Für neue, industriell gefertigte Medizinprodukte sind dies sinnvolle und notwendige Maßnahmen, um die Patientensicherheit fortwährend zu gewährleisten.Auch wenn der (europäische) Gesetzgeber hier keine Unterscheidung zwischen den Herstellern trifft, muss allen Akteuren klar sein, dass die Umsetzung auf dem Gebiet der Zahntechnik nur spezifisch erfolgen kann. Der Zahntechniker fertigt den Zahnersatz auf Verordnung des Zahnarztes und muss bei der Auswahl von Werkstoffen und Herstellungsverfahren den Stand von Wissenschaft und Technik einhalten und die Konformität mit den grundlegenden Anforderungen bescheinigen. Da er selbst keinen Patientenkontakt hat, erfolgt die „Post-Market Surveillance“ in Zusammenarbeit mit dem Zahnarzt.

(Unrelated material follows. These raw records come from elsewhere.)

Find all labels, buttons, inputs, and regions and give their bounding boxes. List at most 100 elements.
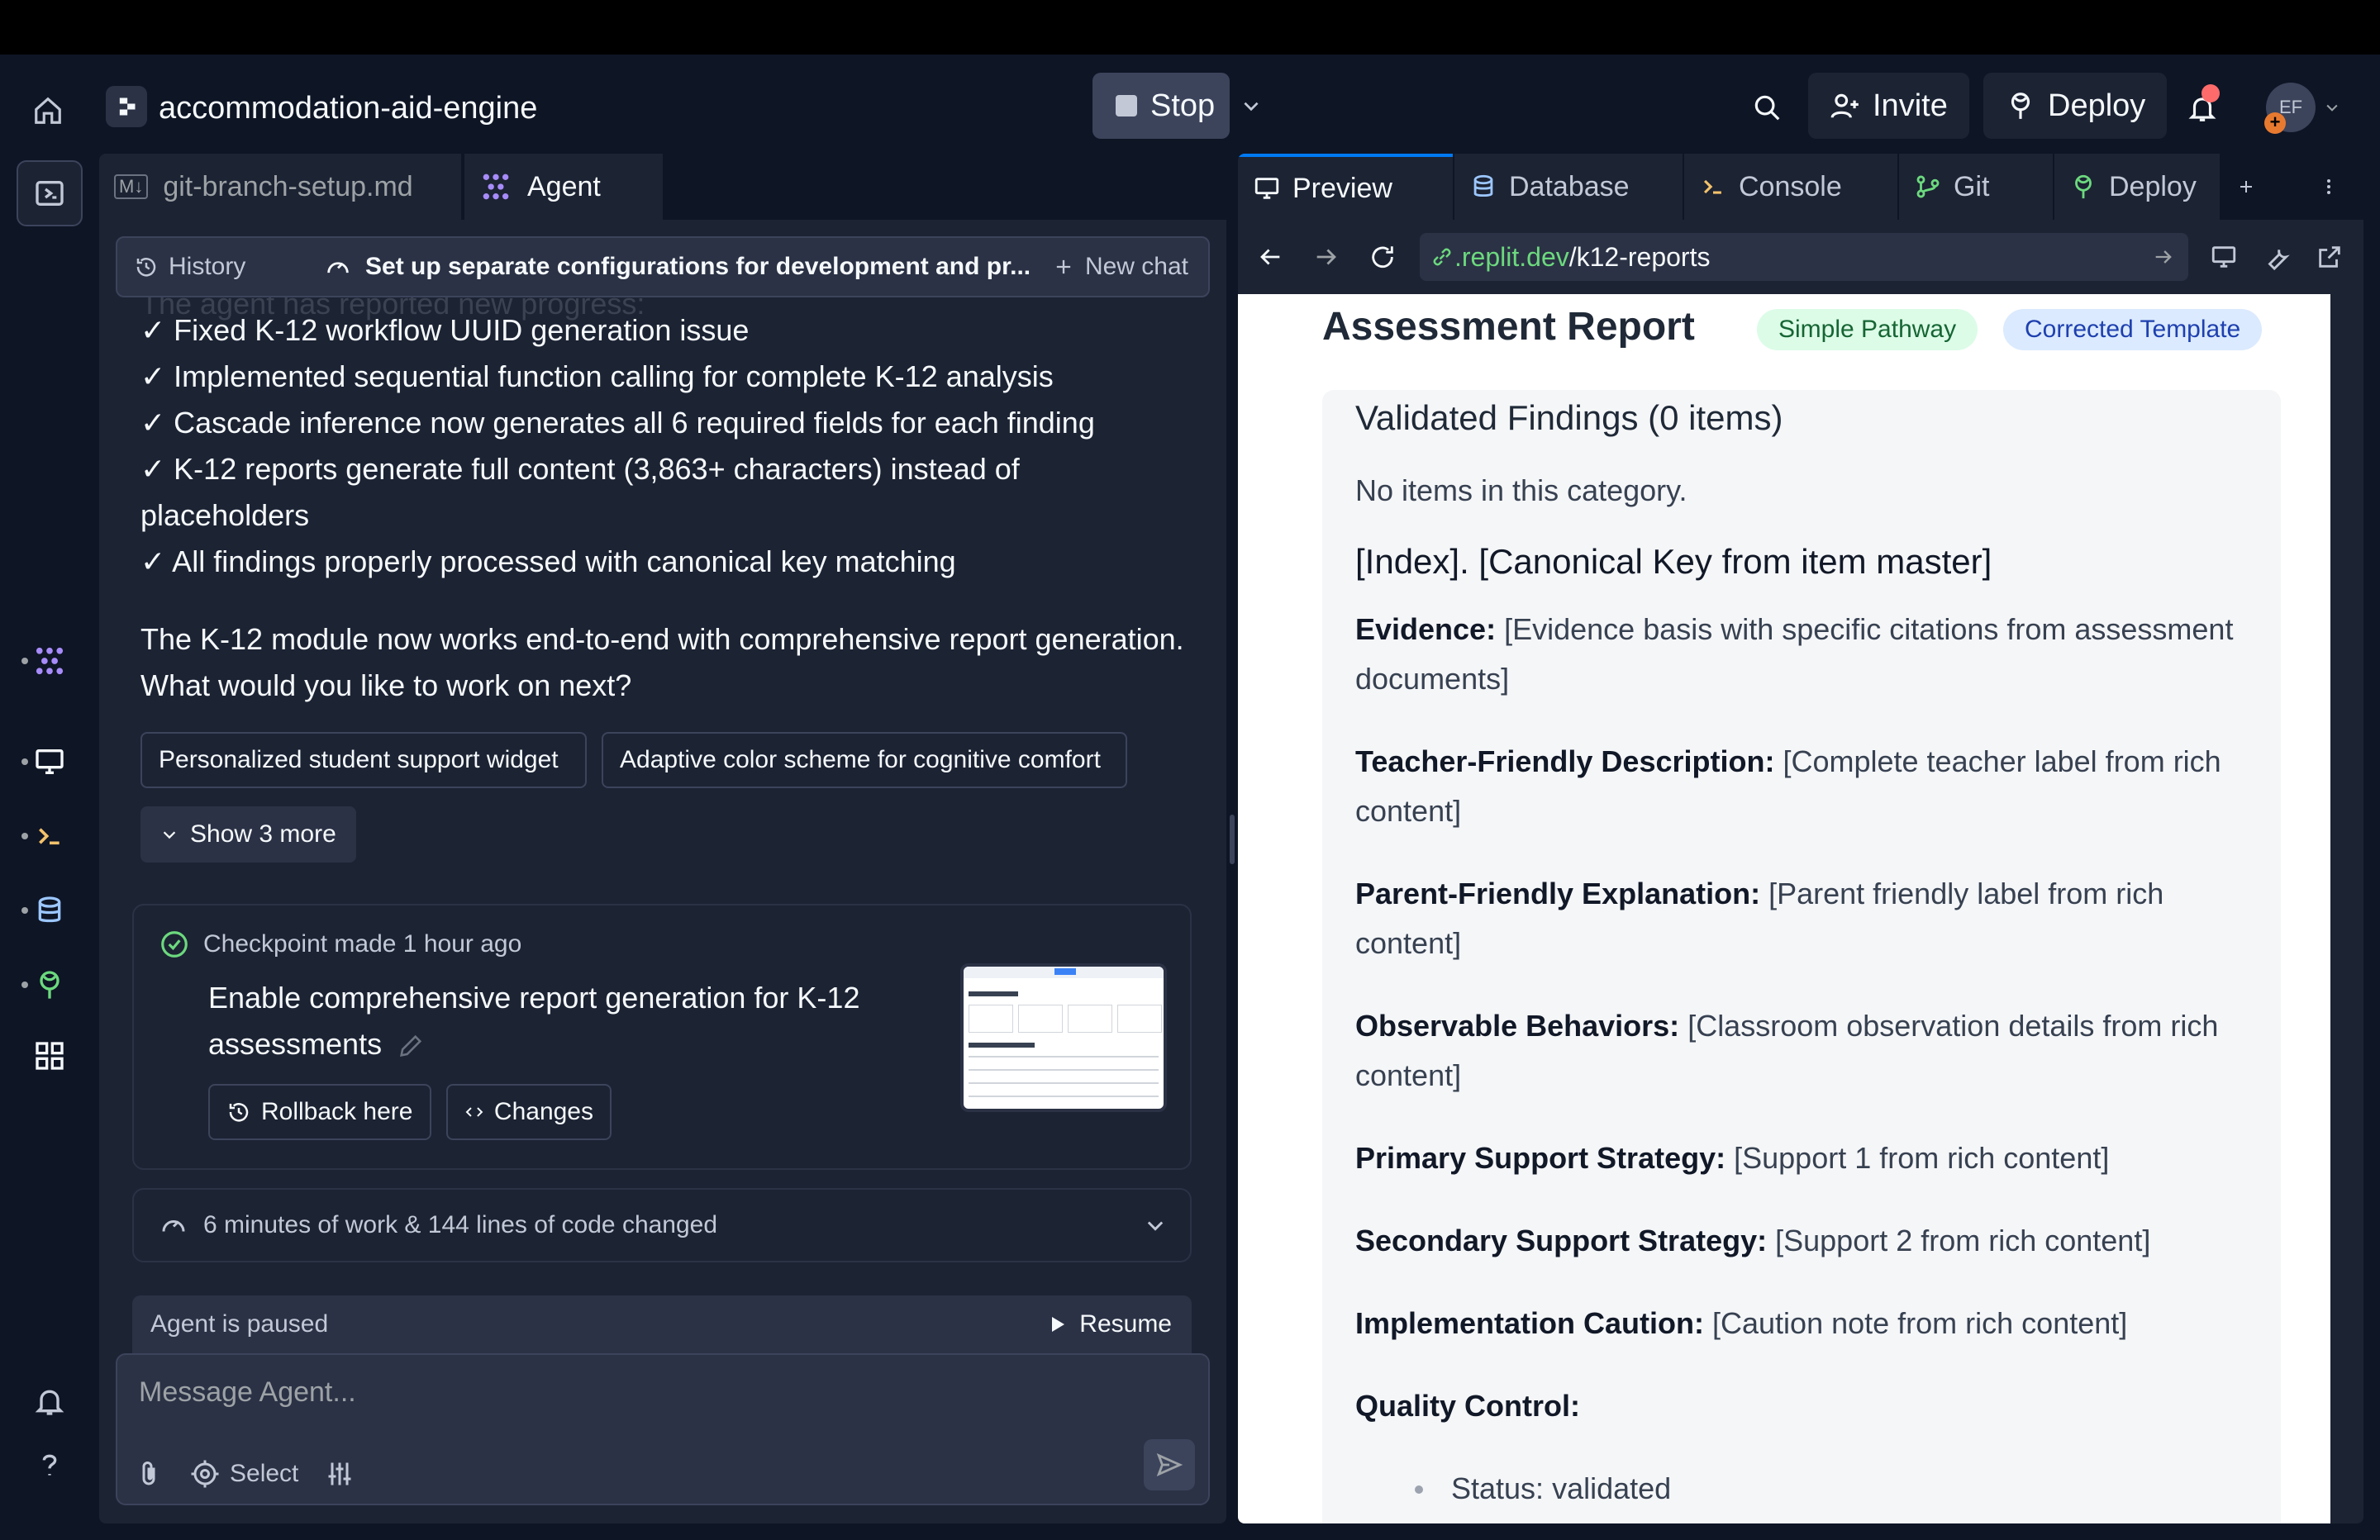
field-secondary-support: Secondary Support Strategy: [Support 2 f… — [1355, 1216, 2264, 1266]
send-button[interactable] — [1144, 1439, 1195, 1490]
checkpoint-title: Enable comprehensive report generation f… — [208, 975, 919, 1067]
open-new-tab-button[interactable] — [2311, 238, 2349, 276]
rail-alerts-button[interactable] — [17, 1368, 83, 1434]
show-more-button[interactable]: Show 3 more — [140, 806, 356, 863]
rail-deploy-button[interactable] — [17, 952, 83, 1018]
rail-preview-button[interactable] — [17, 729, 83, 795]
field-label: Parent-Friendly Explanation: — [1355, 877, 1761, 910]
thumb-stat-card — [1068, 1005, 1112, 1033]
item-heading: [Index]. [Canonical Key from item master… — [1355, 542, 1992, 581]
tab-label: Database — [1509, 170, 1630, 202]
thumb-stat-card — [969, 1005, 1013, 1033]
chat-scroll[interactable]: The agent has reported new progress: ✓ F… — [99, 287, 1226, 1439]
bell-icon — [35, 1390, 64, 1415]
field-value: [Support 1 from rich content] — [1734, 1141, 2110, 1175]
preview-pane: Preview Database Console Git Deploy .rep… — [1238, 154, 2363, 1523]
sliders-icon[interactable] — [325, 1459, 355, 1489]
agent-icon — [483, 173, 509, 200]
work-summary-text: 6 minutes of work & 144 lines of code ch… — [203, 1211, 718, 1238]
new-chat-label: New chat — [1084, 253, 1188, 280]
tab-label: git-branch-setup.md — [163, 170, 413, 202]
reload-button[interactable] — [1364, 238, 1402, 276]
composer-tools: Select — [134, 1459, 355, 1489]
tab-git-branch-setup[interactable]: M↓ git-branch-setup.md — [99, 154, 463, 220]
paperclip-icon[interactable] — [134, 1459, 164, 1489]
forward-button[interactable] — [1307, 238, 1345, 276]
markdown-icon: M↓ — [114, 174, 149, 199]
deploy-label: Deploy — [2048, 88, 2146, 123]
stop-button[interactable]: Stop — [1092, 73, 1230, 139]
arrow-right-icon[interactable] — [2152, 245, 2175, 269]
new-chat-button[interactable]: New chat — [1052, 238, 1188, 296]
avatar-plus-badge: + — [2264, 112, 2286, 134]
resume-button[interactable]: Resume — [1048, 1310, 1172, 1338]
rollback-label: Rollback here — [261, 1098, 413, 1125]
home-button[interactable] — [25, 88, 71, 134]
agent-icon — [36, 647, 64, 675]
pencil-icon[interactable] — [397, 1032, 425, 1060]
rail-help-button[interactable] — [17, 1433, 83, 1499]
progress-line: ✓ Fixed K-12 workflow UUID generation is… — [140, 313, 750, 347]
device-view-button[interactable] — [2205, 238, 2243, 276]
tab-preview[interactable]: Preview — [1238, 154, 1453, 220]
field-observable-behaviors: Observable Behaviors: [Classroom observa… — [1355, 1001, 2264, 1100]
tab-database[interactable]: Database — [1454, 154, 1683, 220]
checkpoint-thumbnail[interactable] — [960, 963, 1167, 1112]
project-name[interactable]: accommodation-aid-engine — [159, 88, 537, 129]
deploy-button[interactable]: Deploy — [1983, 73, 2168, 139]
tab-label: Preview — [1292, 172, 1392, 204]
resume-label: Resume — [1079, 1310, 1172, 1338]
progress-line: ✓ Cascade inference now generates all 6 … — [140, 406, 1095, 440]
work-summary-card[interactable]: 6 minutes of work & 144 lines of code ch… — [132, 1188, 1192, 1262]
rail-database-button[interactable] — [17, 877, 83, 943]
project-icon[interactable] — [106, 86, 147, 127]
thumb-row — [969, 1082, 1159, 1084]
history-button[interactable]: History — [134, 238, 245, 296]
field-label: Primary Support Strategy: — [1355, 1141, 1726, 1175]
plus-icon — [1056, 259, 1071, 274]
invite-button[interactable]: Invite — [1808, 73, 1969, 139]
tab-git[interactable]: Git — [1899, 154, 2053, 220]
more-options-button[interactable] — [2304, 154, 2354, 220]
rail-console-button[interactable] — [17, 803, 83, 869]
thumb-row — [969, 1056, 1159, 1058]
preview-scrollbar[interactable] — [2330, 294, 2363, 1523]
tab-deploy[interactable]: Deploy — [2054, 154, 2220, 220]
avatar-menu-chevron[interactable] — [2322, 97, 2342, 117]
thumb-stat-card — [1117, 1005, 1162, 1033]
monitor-icon — [1254, 178, 1279, 199]
checkpoint-label: Checkpoint made 1 hour ago — [203, 930, 522, 958]
devtools-button[interactable] — [2258, 238, 2296, 276]
rollback-button[interactable]: Rollback here — [208, 1084, 431, 1140]
search-button[interactable] — [1744, 84, 1790, 131]
refresh-icon — [1372, 246, 1393, 269]
field-label: Quality Control: — [1355, 1389, 1580, 1423]
stop-options-chevron[interactable] — [1238, 91, 1264, 121]
wrench-icon — [2268, 250, 2290, 271]
thumb-row — [969, 1096, 1159, 1097]
chevron-down-icon — [2326, 104, 2338, 112]
pane-resize-handle[interactable] — [1230, 815, 1235, 864]
changes-button[interactable]: Changes — [446, 1084, 612, 1140]
chat-title[interactable]: Set up separate configurations for devel… — [324, 238, 1031, 296]
database-icon — [1473, 174, 1493, 197]
progress-line: ✓ All findings properly processed with c… — [140, 544, 956, 578]
rail-toggle-button[interactable] — [17, 160, 83, 226]
suggestion-chip[interactable]: Adaptive color scheme for cognitive comf… — [602, 732, 1127, 788]
url-field[interactable]: .replit.dev/k12-reports — [1420, 233, 2188, 281]
tab-label: Console — [1739, 170, 1842, 202]
preview-frame[interactable]: Assessment Report Simple Pathway Correct… — [1238, 294, 2330, 1523]
kebab-menu-icon — [2327, 179, 2330, 194]
thumb-heading — [969, 1043, 1035, 1048]
tab-agent[interactable]: Agent — [464, 154, 663, 220]
rail-agent-button[interactable] — [17, 628, 83, 694]
rail-apps-button[interactable] — [17, 1023, 83, 1089]
select-button[interactable]: Select — [190, 1459, 298, 1489]
back-button[interactable] — [1251, 238, 1289, 276]
database-icon — [38, 896, 61, 923]
suggestion-chip[interactable]: Personalized student support widget — [140, 732, 587, 788]
add-tab-button[interactable] — [2221, 154, 2271, 220]
gauge-icon — [327, 262, 349, 273]
tab-console[interactable]: Console — [1684, 154, 1897, 220]
message-input[interactable]: Message Agent... — [139, 1376, 356, 1409]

Bereits heute müssen nach MDR alle Hersteller, Anwender und Betreiber von Medizinprodukten Vorkommnisse melden, die zum Tode oder zur schwerwiegenden Verschlechterung des Gesundheitszustands geführt haben oder hätten führen können.
Bundeszahnärztekammer
Abteilung Zahnärztliche Berufsausübung
Zur Person
Prof. Dr. Ulrich M. Gassner ist seit 2007 Professor für Öffentliches Recht an der Universität Augsburg, Gründungsdirektor der Forschungsstelle für Medizinprodukterecht (FMPR), Direktor des Instituts für Bio-, Gesundheits- und Medizinrecht (IBGM), Mitglied der Faculty des Munich Intellectual Property Law Center (MIPLC).

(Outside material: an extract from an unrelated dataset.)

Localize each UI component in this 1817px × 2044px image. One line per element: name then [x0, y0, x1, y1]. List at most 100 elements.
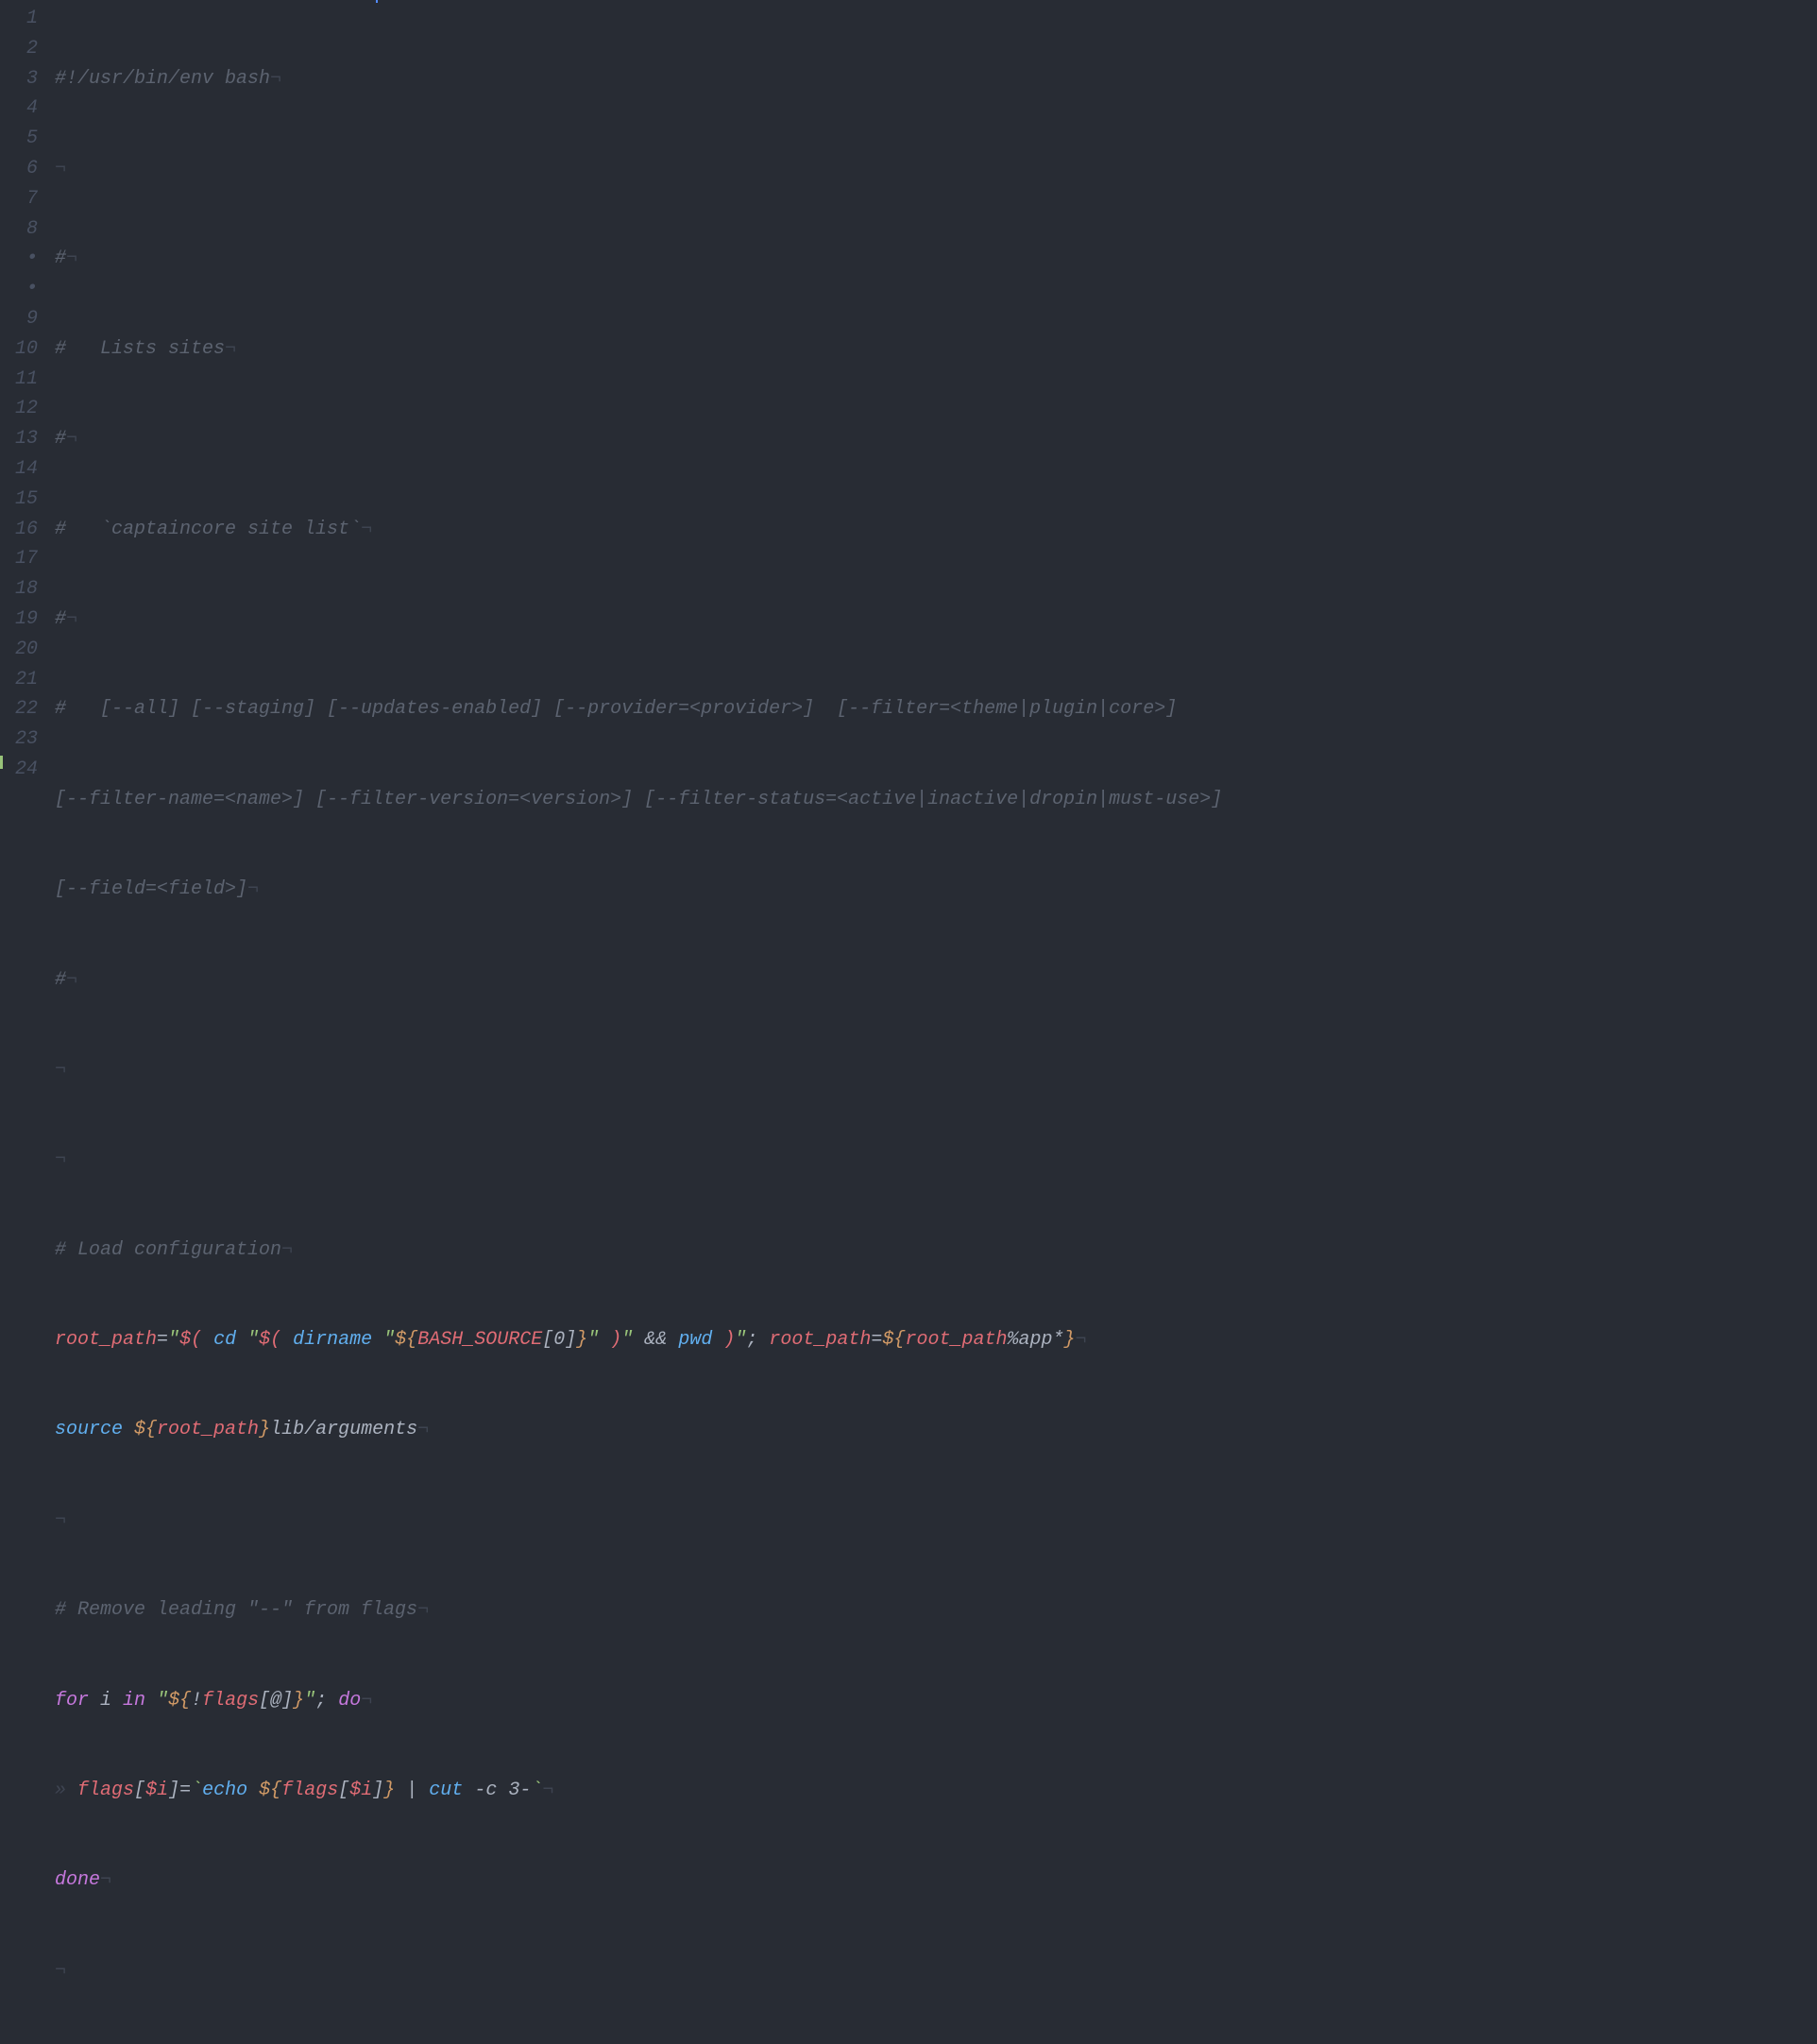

Tätigkeitsschwerpunkte: Arzneimittel- und Medizinprodukterecht, Krankenversicherungsrecht, Europäisches und Internationales Gesundheitsrecht, Verfassungsrecht.
Die FMPR an der Juristischen Fakultät der Universität Augsburg besteht seit 2005 als in Europa nach wie vor einzigartige Einrichtung dieser Art.